Tumori. 2015 Mar-Apr;101(2):154-60. doi: 10.5301/tj.5000232. Epub 2015 Apr 2.
The aim of this study was to evaluate retrospectively the planned dose distribution and acute toxicity of adjuvant hypofractionated whole breast radiotherapy (RT) delivered in the prone vs. supine position.
Twenty-four patients were enrolled; 12 underwent adjuvant RT with a supine setup and 12 with a prone setup. We included patients according to breast volume (≥500 mL), disease stage (≤pT2/pN1), and clinical/biological features. Patients received a regimen of 35 Gy in 10 fractions for 2.5 weeks, and a concomitant boost of 3/4 Gy in 1 fraction/week. Target coverage was assessed by volume, V90, V95, V100, V103 and V105. Heart, LADCA and ipsilateral lung doses were evaluated according to volume, maximum dose, mean dose, V14, V10 and V5. We evaluated acute skin toxicity during RT, at the end of treatment, and after 1 month according to RTOG scales.

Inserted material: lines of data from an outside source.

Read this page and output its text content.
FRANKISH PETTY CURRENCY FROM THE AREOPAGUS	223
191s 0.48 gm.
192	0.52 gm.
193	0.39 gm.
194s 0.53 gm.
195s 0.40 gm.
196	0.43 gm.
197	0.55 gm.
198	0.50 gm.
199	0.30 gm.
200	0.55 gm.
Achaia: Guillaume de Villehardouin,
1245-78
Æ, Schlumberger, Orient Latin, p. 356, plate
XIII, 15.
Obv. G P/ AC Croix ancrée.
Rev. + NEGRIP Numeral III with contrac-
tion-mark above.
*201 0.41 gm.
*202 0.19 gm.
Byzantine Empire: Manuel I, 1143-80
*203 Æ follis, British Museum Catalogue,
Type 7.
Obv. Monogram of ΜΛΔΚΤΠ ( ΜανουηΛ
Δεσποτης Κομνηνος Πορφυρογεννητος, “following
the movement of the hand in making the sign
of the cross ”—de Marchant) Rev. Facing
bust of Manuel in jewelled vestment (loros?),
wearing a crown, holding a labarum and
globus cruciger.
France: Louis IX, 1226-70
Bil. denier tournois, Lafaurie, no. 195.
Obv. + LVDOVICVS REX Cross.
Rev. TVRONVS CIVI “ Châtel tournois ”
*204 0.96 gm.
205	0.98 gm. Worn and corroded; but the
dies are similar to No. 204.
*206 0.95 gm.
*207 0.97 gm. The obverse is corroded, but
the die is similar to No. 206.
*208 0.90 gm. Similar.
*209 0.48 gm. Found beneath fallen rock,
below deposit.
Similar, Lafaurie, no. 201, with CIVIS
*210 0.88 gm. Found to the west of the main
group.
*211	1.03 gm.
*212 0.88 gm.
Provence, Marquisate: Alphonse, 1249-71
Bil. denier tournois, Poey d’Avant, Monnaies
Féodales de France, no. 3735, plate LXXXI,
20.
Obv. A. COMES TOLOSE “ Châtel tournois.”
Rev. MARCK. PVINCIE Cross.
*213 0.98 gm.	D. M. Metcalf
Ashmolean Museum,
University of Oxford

Radiobiological equivalence was warranted with satisfactory BED values: considering α/β = 4 for breast cancer, the 10-fraction schedule equaled 74 or 77 Gy depending on the boost dose (3 Gy vs. 4 Gy, respectively). Toxicity was low and similar for supine and prone treatments. Dose sparing was significant in the ipsilateral lung in the prone position (median Dmax: 28.7 Gy vs. 38.4 Gy; median Dmean: 0.8 Gy vs. 6.3 Gy; median V14: 0.6% vs. 13.5%; median V5: 0 vs. 19.3%, p<0.001).

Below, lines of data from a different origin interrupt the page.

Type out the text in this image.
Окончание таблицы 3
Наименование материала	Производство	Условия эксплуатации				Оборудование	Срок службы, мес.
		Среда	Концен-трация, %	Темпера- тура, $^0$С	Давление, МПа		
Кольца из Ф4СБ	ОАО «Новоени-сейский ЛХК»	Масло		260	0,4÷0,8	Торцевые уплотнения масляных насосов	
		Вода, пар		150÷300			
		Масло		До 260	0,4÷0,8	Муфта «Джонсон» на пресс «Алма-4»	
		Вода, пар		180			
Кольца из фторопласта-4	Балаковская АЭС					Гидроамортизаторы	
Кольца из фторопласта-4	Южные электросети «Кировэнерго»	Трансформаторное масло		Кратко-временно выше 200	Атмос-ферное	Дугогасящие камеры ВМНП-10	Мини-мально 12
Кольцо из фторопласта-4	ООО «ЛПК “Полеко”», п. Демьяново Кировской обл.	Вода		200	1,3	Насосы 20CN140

This novel 10-fraction schedule is feasible and well tolerated; the prone position allows better saving of OARs, with a statistically significant value for the ipsilateral lung.
本研究的目的是回顾性评估俯卧位与仰卧位辅助性大分割全乳放疗(RT)的计划剂量分布和急性毒性。
纳入24例患者;12例采用仰卧位进行辅助放疗,12例采用俯卧位。根据乳房体积(≥500 mL)、疾病分期(≤pT2/pN1)和临床/生物学特征纳入患者。患者接受2.5周内分10次给予35 Gy的方案,并每周1次分1次给予3/4 Gy的同步加量。通过体积、V90、V95、V100、V103和V105评估靶区覆盖情况。根据体积、最大剂量、平均剂量、V14、V10和V5评估心脏、左前降支冠状动脉和同侧肺的剂量。我们根据RTOG量表在放疗期间、治疗结束时和1个月后评估急性皮肤毒性。
通过令人满意的生物等效剂量(BED)值保证了放射生物学等效性:考虑到乳腺癌的α/β = 4,10分次方案根据加量剂量(分别为3 Gy和4 Gy)相当于74或77 Gy。仰卧位和俯卧位治疗的毒性均较低且相似。俯卧位时同侧肺的剂量 sparing 显著(中位Dmax:28.7 Gy对38.4 Gy;中位Dmean:0.8 Gy对6.3 Gy;中位V14:0.6%对13.5%;中位V5:0对19.3%,p<0.001)。
这种新的10分次方案是可行的且耐受性良好;俯卧位能更好地保护危及器官,对同侧肺具有统计学显著意义。